People are bored. Well, lucky, middle class people and more people are bored, as opposed to the less lucky who are busy trying to work out how to feed their families with no wage.
So there are plenty of social media “challenges” out there attempting to keep the lucky people busy and one of them was to spend a week choosing and sharing one of your favourite pieces of art each day.
& it’s raining so the garden is washed out as an activity.
The first took no thought at all. I have always, totally and probably irrationally loved the Van Gogh Sunflowers to be found in the National Gallery.
No idea why this specific, one of many, sunflowers appeals the most but it always has. Whilst the Van Gogh museum in Amsterdam is wonderful and well worth a visit (along with the Kroller-Muller Museum in Brabant) to see his many paintings, this one, close to home has always given the most enjoyment, not happiness exactly, but a sort of struggling, wonky joyfulness.

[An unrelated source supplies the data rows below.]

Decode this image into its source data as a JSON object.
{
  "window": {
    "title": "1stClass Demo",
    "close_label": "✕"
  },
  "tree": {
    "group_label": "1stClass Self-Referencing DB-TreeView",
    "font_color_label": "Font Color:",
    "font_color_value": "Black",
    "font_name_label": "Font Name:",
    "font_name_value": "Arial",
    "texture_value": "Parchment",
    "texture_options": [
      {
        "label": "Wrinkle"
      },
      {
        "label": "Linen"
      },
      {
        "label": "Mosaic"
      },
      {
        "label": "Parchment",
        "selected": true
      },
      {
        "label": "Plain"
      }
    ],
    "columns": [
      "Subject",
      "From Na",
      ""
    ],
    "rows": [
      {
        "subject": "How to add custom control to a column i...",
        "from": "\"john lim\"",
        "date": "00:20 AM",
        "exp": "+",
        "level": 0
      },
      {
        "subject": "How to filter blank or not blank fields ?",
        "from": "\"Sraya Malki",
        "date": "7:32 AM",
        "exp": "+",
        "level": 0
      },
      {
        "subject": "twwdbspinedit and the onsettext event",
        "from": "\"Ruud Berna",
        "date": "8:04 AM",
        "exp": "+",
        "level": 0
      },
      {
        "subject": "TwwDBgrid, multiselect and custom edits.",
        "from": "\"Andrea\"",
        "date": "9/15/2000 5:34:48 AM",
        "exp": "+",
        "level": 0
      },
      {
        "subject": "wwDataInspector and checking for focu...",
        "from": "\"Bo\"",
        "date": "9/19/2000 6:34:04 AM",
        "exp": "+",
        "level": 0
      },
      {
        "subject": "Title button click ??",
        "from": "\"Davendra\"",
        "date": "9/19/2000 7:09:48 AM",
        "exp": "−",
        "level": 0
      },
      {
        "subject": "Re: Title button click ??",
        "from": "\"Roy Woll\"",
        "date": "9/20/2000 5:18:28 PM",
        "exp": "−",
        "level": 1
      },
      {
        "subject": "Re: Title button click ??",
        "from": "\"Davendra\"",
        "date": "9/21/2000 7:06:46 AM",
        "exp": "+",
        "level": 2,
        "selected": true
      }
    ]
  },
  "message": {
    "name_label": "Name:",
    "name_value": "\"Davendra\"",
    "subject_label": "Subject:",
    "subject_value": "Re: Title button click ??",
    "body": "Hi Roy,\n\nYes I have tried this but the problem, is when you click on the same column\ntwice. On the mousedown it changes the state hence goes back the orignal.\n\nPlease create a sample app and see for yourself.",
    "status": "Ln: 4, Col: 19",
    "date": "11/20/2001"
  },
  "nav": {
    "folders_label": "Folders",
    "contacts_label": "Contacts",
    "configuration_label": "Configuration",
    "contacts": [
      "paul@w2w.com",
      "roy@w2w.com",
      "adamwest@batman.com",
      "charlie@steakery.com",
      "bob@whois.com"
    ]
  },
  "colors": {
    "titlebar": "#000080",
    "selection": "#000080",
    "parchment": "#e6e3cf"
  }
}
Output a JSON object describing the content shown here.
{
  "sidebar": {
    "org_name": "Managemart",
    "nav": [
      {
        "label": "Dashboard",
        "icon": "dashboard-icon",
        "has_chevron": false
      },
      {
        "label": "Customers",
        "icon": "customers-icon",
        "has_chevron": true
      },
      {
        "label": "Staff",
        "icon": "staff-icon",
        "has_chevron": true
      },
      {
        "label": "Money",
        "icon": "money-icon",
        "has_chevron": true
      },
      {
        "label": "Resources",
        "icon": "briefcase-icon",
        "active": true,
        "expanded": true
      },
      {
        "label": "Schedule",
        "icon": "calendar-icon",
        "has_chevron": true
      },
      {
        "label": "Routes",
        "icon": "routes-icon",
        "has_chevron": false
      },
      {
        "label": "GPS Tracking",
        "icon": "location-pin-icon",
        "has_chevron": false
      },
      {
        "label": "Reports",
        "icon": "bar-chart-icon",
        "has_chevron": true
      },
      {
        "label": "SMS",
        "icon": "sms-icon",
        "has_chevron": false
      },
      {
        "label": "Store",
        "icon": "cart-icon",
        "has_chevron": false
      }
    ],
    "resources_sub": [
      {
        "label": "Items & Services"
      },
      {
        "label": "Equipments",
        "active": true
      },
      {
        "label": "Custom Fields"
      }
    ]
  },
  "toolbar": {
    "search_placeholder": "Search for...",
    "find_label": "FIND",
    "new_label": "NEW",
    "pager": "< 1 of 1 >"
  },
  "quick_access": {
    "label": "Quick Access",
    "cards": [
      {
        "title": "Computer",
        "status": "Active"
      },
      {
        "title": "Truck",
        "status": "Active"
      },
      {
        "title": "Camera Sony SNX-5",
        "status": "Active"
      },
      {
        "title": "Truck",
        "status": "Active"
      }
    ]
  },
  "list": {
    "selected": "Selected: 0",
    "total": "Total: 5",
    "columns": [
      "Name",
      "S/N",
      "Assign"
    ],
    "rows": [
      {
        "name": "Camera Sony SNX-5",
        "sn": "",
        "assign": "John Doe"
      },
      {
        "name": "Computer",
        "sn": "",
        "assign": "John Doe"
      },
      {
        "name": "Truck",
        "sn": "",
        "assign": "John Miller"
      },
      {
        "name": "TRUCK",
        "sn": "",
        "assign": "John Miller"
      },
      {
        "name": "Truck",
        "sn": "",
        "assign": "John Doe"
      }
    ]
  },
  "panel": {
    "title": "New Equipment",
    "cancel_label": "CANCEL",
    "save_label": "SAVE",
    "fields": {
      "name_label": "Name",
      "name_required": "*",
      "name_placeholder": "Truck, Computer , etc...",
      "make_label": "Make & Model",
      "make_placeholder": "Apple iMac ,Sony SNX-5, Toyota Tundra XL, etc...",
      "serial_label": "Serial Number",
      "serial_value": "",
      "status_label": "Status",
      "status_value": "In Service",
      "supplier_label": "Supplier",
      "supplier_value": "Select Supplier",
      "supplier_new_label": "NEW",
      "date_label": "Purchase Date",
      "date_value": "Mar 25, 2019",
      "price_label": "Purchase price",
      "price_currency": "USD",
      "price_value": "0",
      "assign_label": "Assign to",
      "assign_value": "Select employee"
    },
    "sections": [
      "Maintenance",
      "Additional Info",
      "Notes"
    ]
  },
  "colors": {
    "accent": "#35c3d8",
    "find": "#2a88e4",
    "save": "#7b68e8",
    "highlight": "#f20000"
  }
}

Somewhere on the list has to be a Modigliani nude.
Of all the male artists painting women nude, he seems to enjoy their bodies the most and that pleasure, that satisfaction seems to translate into the painting itself somehow. His nudes and portraits seem to be the antithesis of Picasso whose portraits of women always seem to feel a little cruel.
In any selection of my favourite paintings there would have to be a portrait by Rembrandt, probably not a self-portrait but rather a commission of one of the powerful, wealthy men and their wives. More than most, Rembrandt seems to capture the soul of a person within their portrait with kindness.
There would also have to be a painting by Klimt, one reason I’m thinking about making a trip to Vienna to view some of his many joyful works housed in the Österreichische Galerie Belvedere. The most obvious delights are covered with gold, the Kiss or the portraits of Adele Blochar, but some of his more fantastical works, stages of life and/or death are beautiful.
So far, and I’m tending towards chocolate box, pretty art. Whilst tempting to tack back towards some kind of gritty reality with modern artists, Rodin is hardly gritty. Whilst the Thinker or Lovers are tempting, my favourite Rodin would be the man with a broken nose.
It would be difficult to choose just one Giacometti sculpture, though the Tate exhibition certainly highlighted the figures ranging from massive to matchbox. The sculptures that I remembered most clearly were the most simple, the Nose or the Arm.
But surely there should be some current artwork included in any list of favourites? Or some women?
Paula Rego
Or maybe Bridget Riley?
Or Georgia O’Keefe whose exhibition warranted four separate visits with different people and alone.
And then when the end of the most immediate or “quick” list is reached, there are the various and insistent “what about…” such as Rothko.
Or Sergent, how could I miss John Singer Sargent?
Or the current national treasure that is David Hockney?
But what about photography, about Ansel Adams,
or Annie Leibovitz, whose portrait of a very pregnant Demi Moore is a memory from my youth. I bought the magazine because of the cover – I’d never seen anything like it.
And suddenly there are too many artists and too many pieces of art, rather than too few to mention and two weeks have skipped by without thinking.